Disney has adapted “A Wrinkle in Time” before, in a made-for-TV version back in 2003.
Newsweek asked L’Engle if it met her expectations. She said: “I expected it to be bad — and it is.”
Now the studio has poured way more money and talent — Oprah! Chris Pine! Reese Witherspoon! — into a big-screen adaptation, and made history by giving an African-American woman, “Selma” director Ava Duvernay, a nine-figure budget. Duvernay made Meg biracial, and filled the cast and crew with women and people of color.
“Real fantasy pushes us, opens us, makes us more aware of who we are, who the other is — and that the other may be different,” the author said. “We’ve always been frightened by differences.

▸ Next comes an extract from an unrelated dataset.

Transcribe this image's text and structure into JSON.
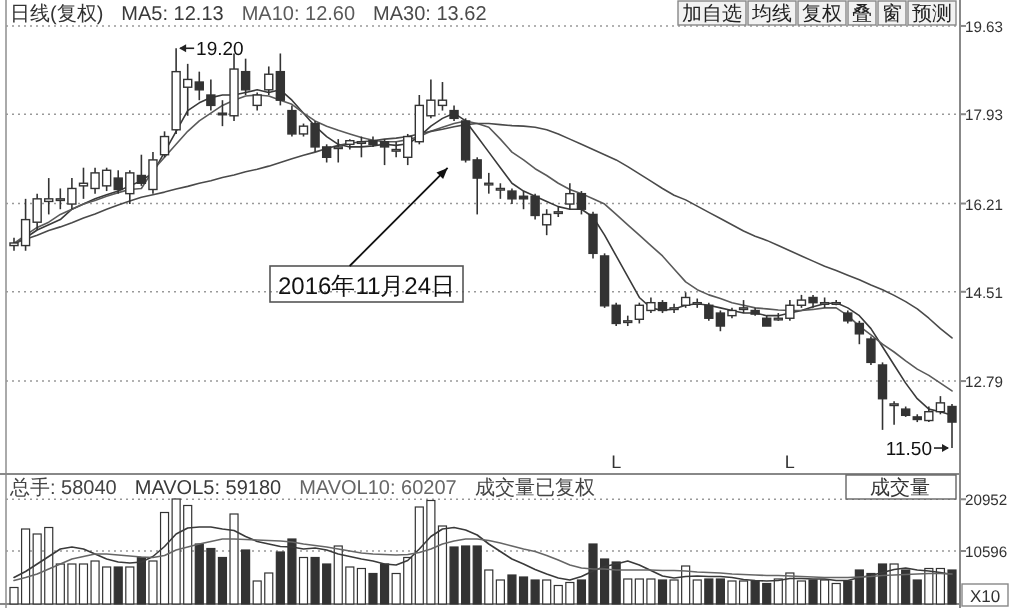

And fantasy, again, awakens us to the possibility of differences being positive. We’re brought up to fear those who are different. And certainly we live on a planet of very varied and different people, of different languages, different colors, different face shapes. And yet we all are one — we are all part of that one creation. And perhaps only as we learn to look at fantasy do we understand that all of this is real.”